Saturday night as I debated skipping the race – what would have been my first DNS – because I really, really didn’t feel like going, it was the non-refundable $25 that made me end up doing it. Not fear that I’d regret skipping, even though I would have. It was not wanting to have wasted money.
So I got up at 6 a.m. on Sunday and eventually made my way to the race site, almost turned around when I saw police directing people to drive over the levee, and then sucked it up and followed everyone. Parked in mud and prayed I wouldn’t get stuck trying to leave.
Picked up my bib and race shirt, which was cute (albeit cotton) female-cut. I really like the color.
I made my way to the start line, listened to people chatter around me, and just kept thinking in my head, “Let’s get this over with, let’s get this over with.”
The emcee kept referring to “the gauntlet” and I was curious to see what that was. I knew the trail would be muddy (and I had worn my least-favorite running shirt and black Nike Tempos and my least favorite old running shoes), but “the gauntlet” sounded intriguing.
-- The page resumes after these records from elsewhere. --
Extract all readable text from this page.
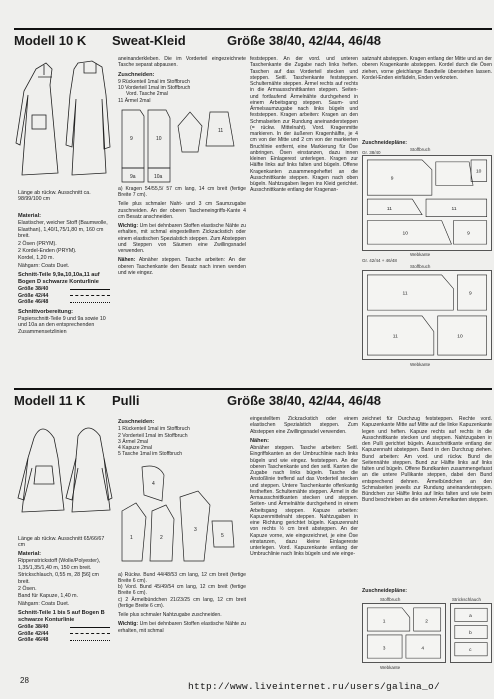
Modell 10 K	Sweat-Kleid	Größe 38/40, 42/44, 46/48
Länge ab rückw. Ausschnitt ca. 98/99/100 cm
Material:

Elastischer, weicher Stoff (Baumwolle, Elasthan), 1,40/1,75/1,80 m, 160 cm breit.

2 Ösen (PRYM).

2 Kordel-Enden (PRYM).

Kordel, 1,20 m.

Nähgarn: Coats Duet.

Schnitt-Teile 9,9a,10,10a,11 auf Bogen D schwarze Konturlinie
Größe 38/40
Größe 42/44
Größe 46/48
Schnittvorbereitung:

Papierschnitt-Teile 9 und 9a sowie 10 und 10a an den entsprechenden Zusammensetzlinien

aneinanderkleben. Die im Vorderteil eingezeichnete Tasche separat abpausen.

Zuschneiden:

9 Rückenteil 1mal im Stoffbruch

10 Vorderteil 1mal im Stoffbruch

Vord. Tasche 2mal

11 Ärmel 2mal

9
9a
10
10a
11

a) Kragen 54/55,5/ 57 cm lang, 14 cm breit (fertige Breite 7 cm).

Teile plus schmaler Naht- und 3 cm Saumzugabe zuschneiden. An der oberen Tascheneingriffs-Kante 4 cm Besatz anschneiden.

Wichtig: Um bei dehnbaren Stoffen elastische Nähte zu erhalten, mit schmal eingestelltem Zickzackstich oder einem elastischen Spezialstich steppen. Zum Absteppen und Steppen von Säumen eine Zwillingsnadel verwenden.

Nähen: Abnäher steppen. Tasche arbeiten: An der oberen Taschenkante den Besatz nach innen wenden und wie eingez.

feststeppen. An der vord. und unteren Taschenkante die Zugabe nach links heften. Taschen auf das Vorderteil stecken und steppen. Seitl. Taschenkante feststeppen. Schulternähte steppen. Ärmel rechts auf rechts in die Armausschnittkanten steppen. Seiten- und fortlaufend Ärmelnähte durchgehend in einem Arbeitsgang steppen. Saum- und Ärmelsaumzugabe nach links bügeln und feststeppen. Kragen arbeiten: Kragen an den Schmalseiten zur Rundung aneinandersteppen (= rückw. Mittelnaht). Vord. Kragenmitte markieren. In der äußeren Kragenhälfte, je 4 cm von der Mitte und 2 cm von der markierten Bruchlinie entfernt, eine Markierung für Öse anbringen. Ösen einstanzen, dazu innen kleinen Einlagerest unterlegen. Kragen zur Hälfte links auf links falten und bügeln. Offene Kragenkanten zusammengeheftet an die Ausschnittkante steppen. Kragen nach oben bügeln. Nahtzugaben liegen ins Kleid gerichtet. Ausschnittkante entlang der Kragenan-
satznaht absteppen. Kragen entlang der Mitte und an der oberen Kragenkante absteppen. Kordel durch die Ösen ziehen, vorne gleichlange Bandteile überstehen lassen. Kordel-Enden einfädeln, Enden verknoten.
Zuschneidepläne:
Gr. 38/40
9
10
11	11
10	9
Stoffbruch
Webkante
Gr. 42/44 + 46/48
11	9
11	10
Stoffbruch
Webkante
Modell 11 K	Pulli	Größe 38/40, 42/44, 46/48
Länge ab rückw. Ausschnitt 65/66/67 cm
Material:

Rippenstrickstoff (Wolle/Polyester), 1,35/1,35/1,40 m, 150 cm breit.

Strickschlauch, 0,55 m, 28 [56] cm breit.

2 Ösen.

Band für Kapuze, 1,40 m.

Nähgarn: Coats Duet.

Schnitt-Teile 1 bis 5 auf Bogen B schwarze Konturlinie
Größe 38/40
Größe 42/44
Größe 46/48
Zuschneiden:

1 Rückenteil 1mal im Stoffbruch

2 Vorderteil 1mal im Stoffbruch

3 Ärmel 2mal

4 Kapuze 2mal

5 Tasche 1mal im Stoffbruch

4
1	2
3
5

a) Rückw. Bund 44/48/53 cm lang, 12 cm breit (fertige Breite 6 cm).
b) Vord. Bund 45/49/54 cm lang, 12 cm breit (fertige Breite 6 cm).
c) 2 Ärmelbündchen 21/23/25 cm lang, 12 cm breit (fertige Breite 6 cm).

Teile plus schmaler Nahtzugabe zuschneiden.

Wichtig: Um bei dehnbaren Stoffen elastische Nähte zu erhalten, mit schmal

eingestelltem Zickzackstich oder einem elastischen Spezialstich steppen. Zum Absteppen eine Zwillingsnadel verwenden.

Nähen:

Abnäher steppen. Tasche arbeiten: Seitl. Eingriffskanten an der Umbruchlinie nach links bügeln und wie eingez. feststeppen. An der oberen Taschenkante und den seitl. Kanten die Zugabe nach links bügeln. Tasche die Anstoßlinie treffend auf das Vorderteil stecken und steppen. Untere Taschenkante offenkantig festheften. Schulternähte steppen. Ärmel in die Armausschnittkanten stecken und steppen. Seiten- und Ärmelnähte durchgehend in einem Arbeitsgang steppen. Kapuze arbeiten: Kapuzenmittelnaht steppen. Nahtzugaben in eine Richtung gerichtet bügeln. Kapuzennaht von rechts ½ cm breit absteppen. An der Kapuze vorne, wie eingezeichnet, je eine Öse einstanzen, dazu kleine Einlagereste unterlegen. Vord. Kapuzenkante entlang der Umbruchlinie nach links bügeln und wie einge-

zeichnet für Durchzug feststeppen. Rechte vord. Kapuzenkante Mitte auf Mitte auf die linke Kapuzenkante legen und heften. Kapuze rechts auf rechts in die Ausschnittkante stecken und steppen. Nahtzugaben in den Pulli gerichtet bügeln. Ausschnittkante entlang der Kapuzennaht absteppen. Band in den Durchzug ziehen. Bund arbeiten: Am vord. und rückw. Bund die Seitennähte steppen. Bund zur Hälfte links auf links falten und bügeln. Offene Bundkanten zusammengefasst an die untere Pullikante steppen, dabei den Bund entsprechend dehnen. Ärmelbündchen an den Schmalseiten jeweils zur Rundung aneinandersteppen. Bündchen zur Hälfte links auf links falten und wie beim Bund beschrieben an die unteren Ärmelkanten steppen.
Zuschneidepläne:
Stoffbruch	Strickschlauch
1	2
3	4
a
b
c
Webkante
28
http://www.liveinternet.ru/users/galina_o/
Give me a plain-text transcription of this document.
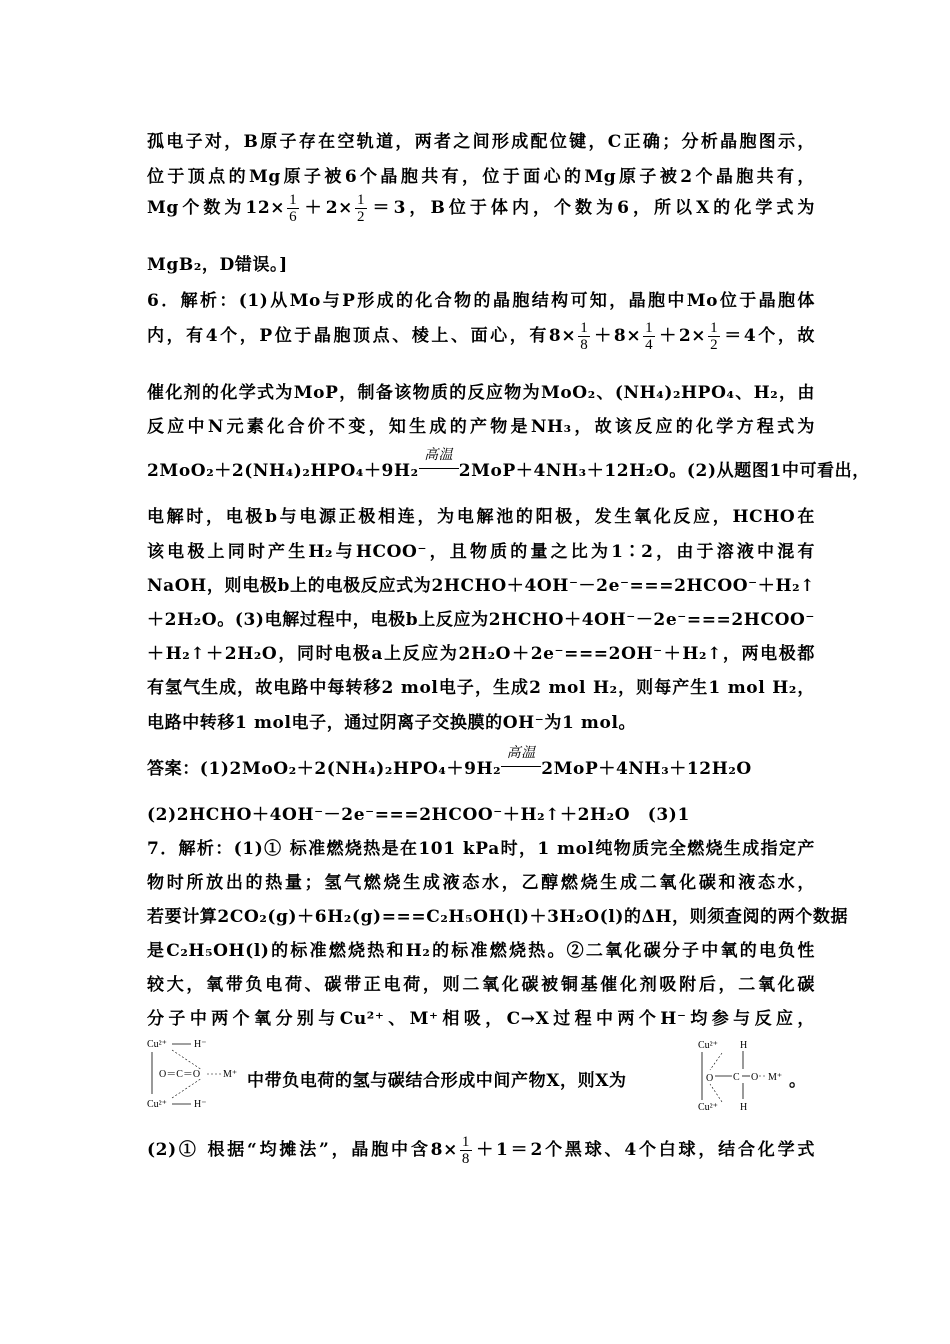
孤电子对，B原子存在空轨道，两者之间形成配位键，C正确；分析晶胞图示，
位于顶点的Mg原子被6个晶胞共有，位于面心的Mg原子被2个晶胞共有，
Mg个数为$12\times \frac{1}{6} +2\times \frac{1}{2} =3$，B位于体内，个数为6，所以X的化学式为
MgB₂，D错误。]
6．解析：(1)从Mo与P形成的化合物的晶胞结构可知，晶胞中Mo位于晶胞体
内，有4个，P位于晶胞顶点、棱上、面心，有$8\times \frac{1}{8} +8\times \frac{1}{4} +2\times \frac{1}{2} =4$个，故
催化剂的化学式为MoP，制备该物质的反应物为MoO₂、(NH₄)₂HPO₄、H₂，由
反应中N元素化合价不变，知生成的产物是NH₃，故该反应的化学方程式为
2MoO₂＋2(NH₄)₂HPO₄＋9H₂
高温
2MoP＋4NH₃＋12H₂O。(2)从题图1中可看出，
电解时，电极b与电源正极相连，为电解池的阳极，发生氧化反应，HCHO在
该电极上同时产生H₂与HCOO⁻，且物质的量之比为1∶2，由于溶液中混有
NaOH，则电极b上的电极反应式为2HCHO＋4OH⁻－2e⁻===2HCOO⁻＋H₂↑
＋2H₂O。(3)电解过程中，电极b上反应为2HCHO＋4OH⁻－2e⁻===2HCOO⁻
＋H₂↑＋2H₂O，同时电极a上反应为2H₂O＋2e⁻===2OH⁻＋H₂↑，两电极都
有氢气生成，故电路中每转移2 mol电子，生成2 mol H₂，则每产生1 mol H₂，
电路中转移1 mol电子，通过阴离子交换膜的OH⁻为1 mol。
答案：(1)2MoO₂＋2(NH₄)₂HPO₄＋9H₂
高温
2MoP＋4NH₃＋12H₂O
(2)2HCHO＋4OH⁻－2e⁻===2HCOO⁻＋H₂↑＋2H₂O　(3)1
7．解析：(1)① 标准燃烧热是在101 kPa时，1 mol纯物质完全燃烧生成指定产
物时所放出的热量；氢气燃烧生成液态水，乙醇燃烧生成二氧化碳和液态水，
若要计算2CO₂(g)＋6H₂(g)===C₂H₅OH(l)＋3H₂O(l)的ΔH，则须查阅的两个数据
是C₂H₅OH(l)的标准燃烧热和H₂的标准燃烧热。②二氧化碳分子中氧的电负性
较大，氧带负电荷、碳带正电荷，则二氧化碳被铜基催化剂吸附后，二氧化碳
分子中两个氧分别与Cu²⁺、M⁺相吸，C→X过程中两个H⁻均参与反应，
Cu²⁺	H⁻
O＝C＝O M⁺
Cu²⁺	H⁻
中带负电荷的氢与碳结合形成中间产物X，则X为
Cu²⁺ H
O C O M⁺
Cu²⁺ H
。
(2)① 根据“均摊法”，晶胞中含$8\times \frac{1}{8} +1=2$个黑球、4个白球，结合化学式
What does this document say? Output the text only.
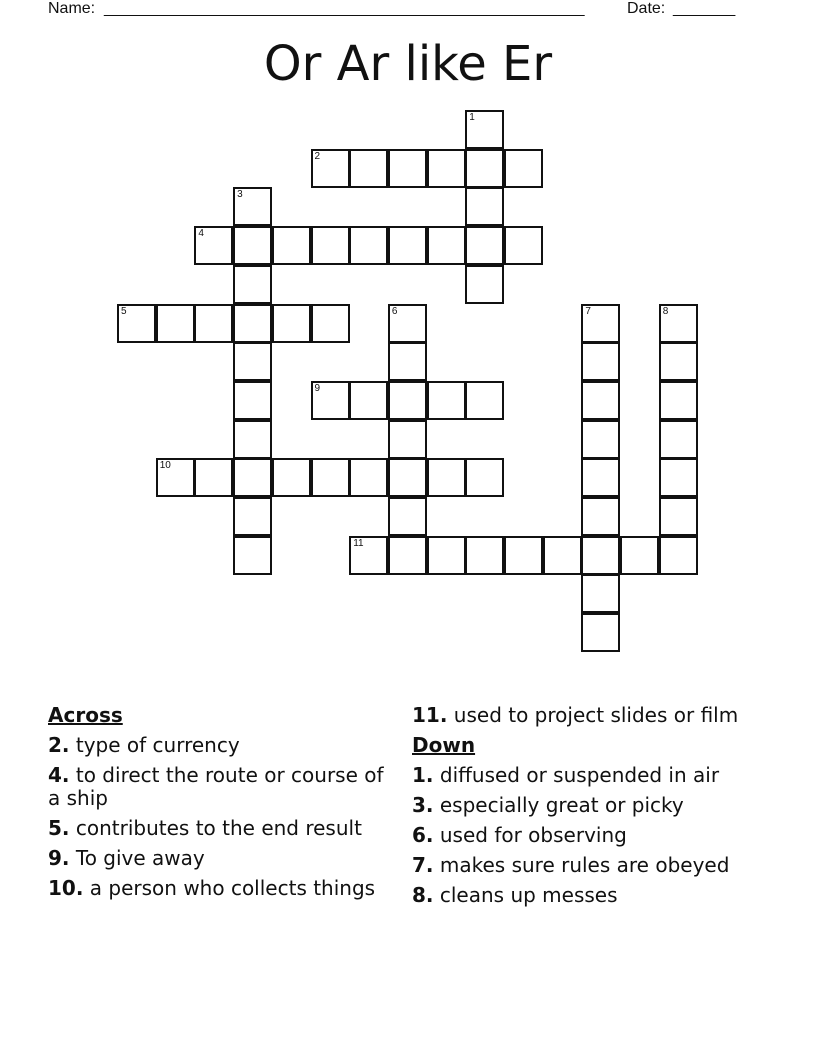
Name: ______________________________________________________	Date: _______
Or Ar like Er
1
2
3
4
5	6	7	8
9
10
11
Across
2. type of currency
4. to direct the route or course of a ship
5. contributes to the end result
9. To give away
10. a person who collects things
11. used to project slides or film
Down
1. diffused or suspended in air
3. especially great or picky
6. used for observing
7. makes sure rules are obeyed
8. cleans up messes
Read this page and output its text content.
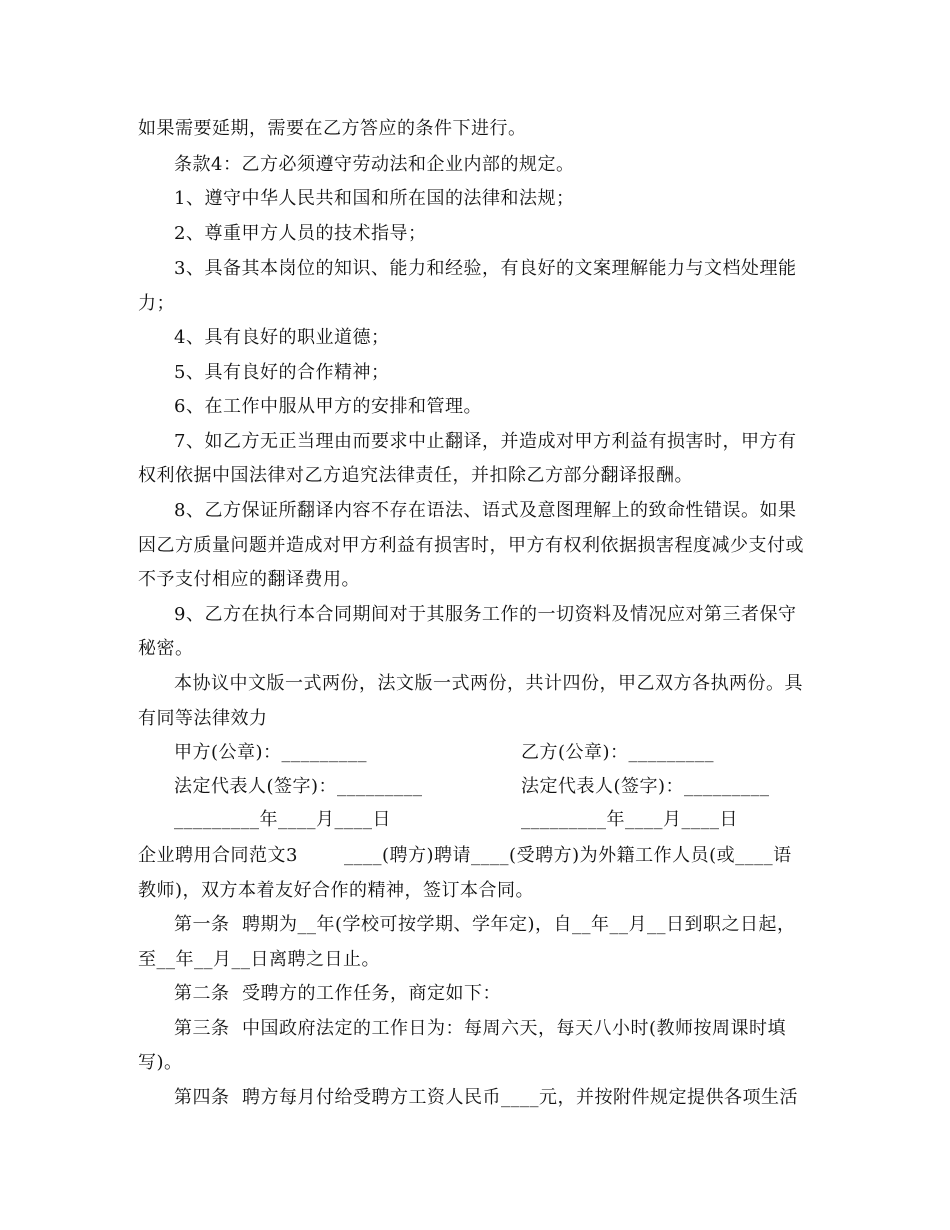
如果需要延期，需要在乙方答应的条件下进行。
条款4：乙方必须遵守劳动法和企业内部的规定。
1、遵守中华人民共和国和所在国的法律和法规；
2、尊重甲方人员的技术指导；
3、具备其本岗位的知识、能力和经验，有良好的文案理解能力与文档处理能
力；
4、具有良好的职业道德；
5、具有良好的合作精神；
6、在工作中服从甲方的安排和管理。
7、如乙方无正当理由而要求中止翻译，并造成对甲方利益有损害时，甲方有
权利依据中国法律对乙方追究法律责任，并扣除乙方部分翻译报酬。
8、乙方保证所翻译内容不存在语法、语式及意图理解上的致命性错误。如果
因乙方质量问题并造成对甲方利益有损害时，甲方有权利依据损害程度减少支付或
不予支付相应的翻译费用。
9、乙方在执行本合同期间对于其服务工作的一切资料及情况应对第三者保守
秘密。
本协议中文版一式两份，法文版一式两份，共计四份，甲乙双方各执两份。具
有同等法律效力
甲方(公章)：_________	乙方(公章)：_________
法定代表人(签字)：_________	法定代表人(签字)：_________
_________年____月____日	_________年____月____日
企业聘用合同范文3	____(聘方)聘请____(受聘方)为外籍工作人员(或____语
教师)，双方本着友好合作的精神，签订本合同。
第一条  聘期为__年(学校可按学期、学年定)，自__年__月__日到职之日起，
至__年__月__日离聘之日止。
第二条  受聘方的工作任务，商定如下：
第三条  中国政府法定的工作日为：每周六天，每天八小时(教师按周课时填
写)。
第四条  聘方每月付给受聘方工资人民币____元，并按附件规定提供各项生活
Finally, the race started, and I set out at a fast but comfortable pace. I did not wear a Garmin or iPod or anything – au naturel.
The first mile was on the levee, and it sprinkled a little but never full out rained. Eventually we were directed to run down the levee into the woods to our left, and I heard hoops and hollers ahead of me, by people I assumed were entering “the gauntlet.”
This was the gauntlet:
A decent length of muddy water, mostly up to the calves but there were some spots where it went up to the hips, probably, if you stepped in the right place. A girl running next to me at one point almost fell and I instinctively reached over to balance her as she gripped my arm.
After we got through the gauntlet, it was a typical dirt trail, extra muddy at some points but nothing too slippery. My biggest worry had been that I would slip and fall – I saw lots of people wearing duct tape wrapped around their shoelaces – I assumed this was to keep water out of their shoes as best as possible, but I didn’t see how it would be very effective, and I was worried the tape at the bottom of my shoes would lessen their grip on the ground so I passed on the tape.
On the trail you had to run pretty much single file for the most part – I did pass a few people running, and passed several people who had stopped to walk. The 3 miles went by fast because of the changes in the course and also because on the trail you have to pay attention to every step so you don’t fall – so that leaves less time to zone out or start wondering how far you’ve gone or how much is left.
Sprinted to the finish and came in at 29:09 – obviously not my best 5K time, but my best TRAIL 5K time (Since it’s my only trail 5K time 🙂
46th woman out of 380+ so not that shabby.
At the end, I was glad I didn’t skip out, and I always knew I’d be glad I went once it was over. It’s just getting through the “before” and not psyching yourself out that you have to overcome.